As soon as it was light, he got up, and staggered into Appleton to get the papers. The temperature had dropped, bringing winter. The glowing horse-chestnut tree outside his room had been stripped in a day. Like a burst pipe in a distant room, he could hear the leaves rustling down in the park. As he passed the lake, there was a dull thud, and a figure leapt up in front of him. Marcus cringed, imagining a lurking reporter, but it was only a heron. Rising with flapping wings like a biplane, it carried a wriggling carp in its mouth.

I’m that fish, but without its innocence, thought Marcus in horror. It would be so much easier for everyone if he topped himself. He had to stop every ten yards to get his breath. He was wheezing like the kind of broken-winded old chaser his father would have dispatched to the knackers.

As he reached a newsagents on the edge of town the gutters were full of beech leaves like rivers of blood. In a garden opposite a large magpie strutted across the lawn. Self-satisfied, rapacious in its white tie and tails, it was just like Rannaldini. Bird of ill omen: one for sorrow.

‘Oh please, Mr Magpie, where’s your friend?’ begged Marcus, ‘Oh God, let The Scorpion not have printed it.’

‘You don’t want to read that rag,’ chided the newsagent, as Marcus picked up a copy. ‘It’s roobish. Good luck for tomorrow evening.’

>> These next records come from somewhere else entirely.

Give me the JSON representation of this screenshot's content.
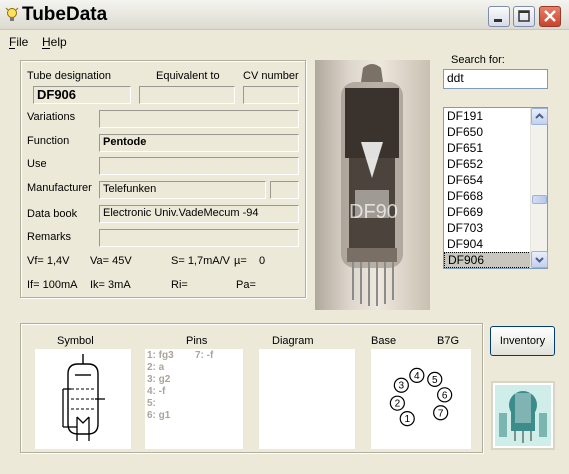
{
  "window": {
    "title": "TubeData"
  },
  "menu": {
    "file": "File",
    "help": "Help"
  },
  "labels": {
    "tube_designation": "Tube designation",
    "equivalent_to": "Equivalent to",
    "cv_number": "CV number",
    "variations": "Variations",
    "function": "Function",
    "use": "Use",
    "manufacturer": "Manufacturer",
    "data_book": "Data book",
    "remarks": "Remarks",
    "search_for": "Search for:"
  },
  "fields": {
    "tube_designation": "DF906",
    "equivalent_to": "",
    "cv_number": "",
    "variations": "",
    "function": "Pentode",
    "use": "",
    "manufacturer": "Telefunken",
    "manufacturer_extra": "",
    "data_book": "Electronic Univ.VadeMecum -94",
    "remarks": "",
    "search": "ddt"
  },
  "params": {
    "vf": "Vf= 1,4V",
    "va": "Va= 45V",
    "s": "S= 1,7mA/V",
    "mu": "µ=",
    "mu_val": "0",
    "if": "If= 100mA",
    "ik": "Ik= 3mA",
    "ri": "Ri=",
    "pa": "Pa="
  },
  "list": {
    "items": [
      "DF191",
      "DF650",
      "DF651",
      "DF652",
      "DF654",
      "DF668",
      "DF669",
      "DF703",
      "DF904",
      "DF906"
    ],
    "selected": "DF906"
  },
  "bottom": {
    "symbol": "Symbol",
    "pins": "Pins",
    "diagram": "Diagram",
    "base": "Base",
    "base_type": "B7G",
    "pins_left": [
      "1: fg3",
      "2: a",
      "3: g2",
      "4: -f",
      "5:",
      "6: g1"
    ],
    "pins_right": [
      "7: -f"
    ],
    "base_pins": [
      "1",
      "2",
      "3",
      "4",
      "5",
      "6",
      "7"
    ]
  },
  "buttons": {
    "inventory": "Inventory"
  },
  "colors": {
    "window_bg": "#ece9d8",
    "close_button": "#c8442a",
    "selection": "#c9c7bd"
  }
}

‘We recognize you from the Manchester Evening News,’ said his wife. ‘Used to love your Dad when he were show jumping.’

Gasping his thanks, stumbling out of the shop, collapsing against a wall, Marcus fumbled frantically through the pages. There was nothing, thank Christ, maybe it had been some practical joke. Maybe they’d pulled the story… no, that reporter had known too much. He was only in remission.

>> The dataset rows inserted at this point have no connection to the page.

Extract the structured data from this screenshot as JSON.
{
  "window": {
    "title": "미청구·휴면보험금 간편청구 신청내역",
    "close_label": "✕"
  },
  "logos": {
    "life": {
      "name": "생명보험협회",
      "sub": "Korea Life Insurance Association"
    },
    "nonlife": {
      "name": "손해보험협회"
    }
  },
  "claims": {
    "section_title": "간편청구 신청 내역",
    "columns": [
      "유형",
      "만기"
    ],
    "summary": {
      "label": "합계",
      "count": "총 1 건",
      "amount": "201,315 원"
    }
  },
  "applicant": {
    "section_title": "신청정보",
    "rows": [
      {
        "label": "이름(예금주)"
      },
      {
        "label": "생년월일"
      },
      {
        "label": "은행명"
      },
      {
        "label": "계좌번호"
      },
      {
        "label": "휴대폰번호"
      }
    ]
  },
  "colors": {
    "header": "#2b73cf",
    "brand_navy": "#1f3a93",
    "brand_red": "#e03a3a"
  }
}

He tried to act normally, but he was shaking and wheezing so badly when he finally reached St Theresa’s that Natalia persuaded him to take one of Rannaldini’s beta-blockers.

‘They’re terreefic for zee nerves, I had one before both rounds.’

Carl Matheson was worried by tendonitis.

‘I guess I better see a doctor before I rehearse this afternoon.’

Abby had stayed on an extra twenty-four hours in Philadelphia to confirm the American tour, so she could brandish the details as one glorious fait accompli in front of Miles, the board and Shepherd Denston. Nor could they winge about money. The wonderfully generous US cultural committee, coupled with American Bravo Records, had agreed to pick up most of the bill.

‘We figured we’d lost you to the UK for good, Abby,’ the chairman had told her. ‘We all feel it’s high time you brought your orchestra home.’

Abby’s eyes filled with tears every time she repeated his words. Always one track, she had concentrated all her energies on the deal in a desperate attempt to forget Viking. But now it was clinched, surely she could ask him back. The Americans would just adore him.

Appleton looked particularly bleak on such a cold wintery morning, but at least the huge begrimed town hall had been decorated by the flags of the nations in the finals. Abby was delighted an American had made it. She hoped Carl would at least come second.

She reached the Prince of Wales at ten o’clock which would give her a few hours’ zizz before rehearsing Beethoven’s Third with Han Chai at two-thirty.

There was a tray of red poppies for Remembrance Day in reception. Abby couldn’t see her pigeon hole for messages. The first asked her to call Marcus at St Theresa’s urgently. The second wanted her to call The Scorpion. Like hell she would. The third was to call Miles.

The RSO’s greatest coup for years was to be the orchestra chosen to play in the Appleton. Most of the board had flown up to bask in reflected glory. Looking round the splendid suite, for which the orchestra had forked out to enable her to give interviews, Abby decided she better ring Miles first.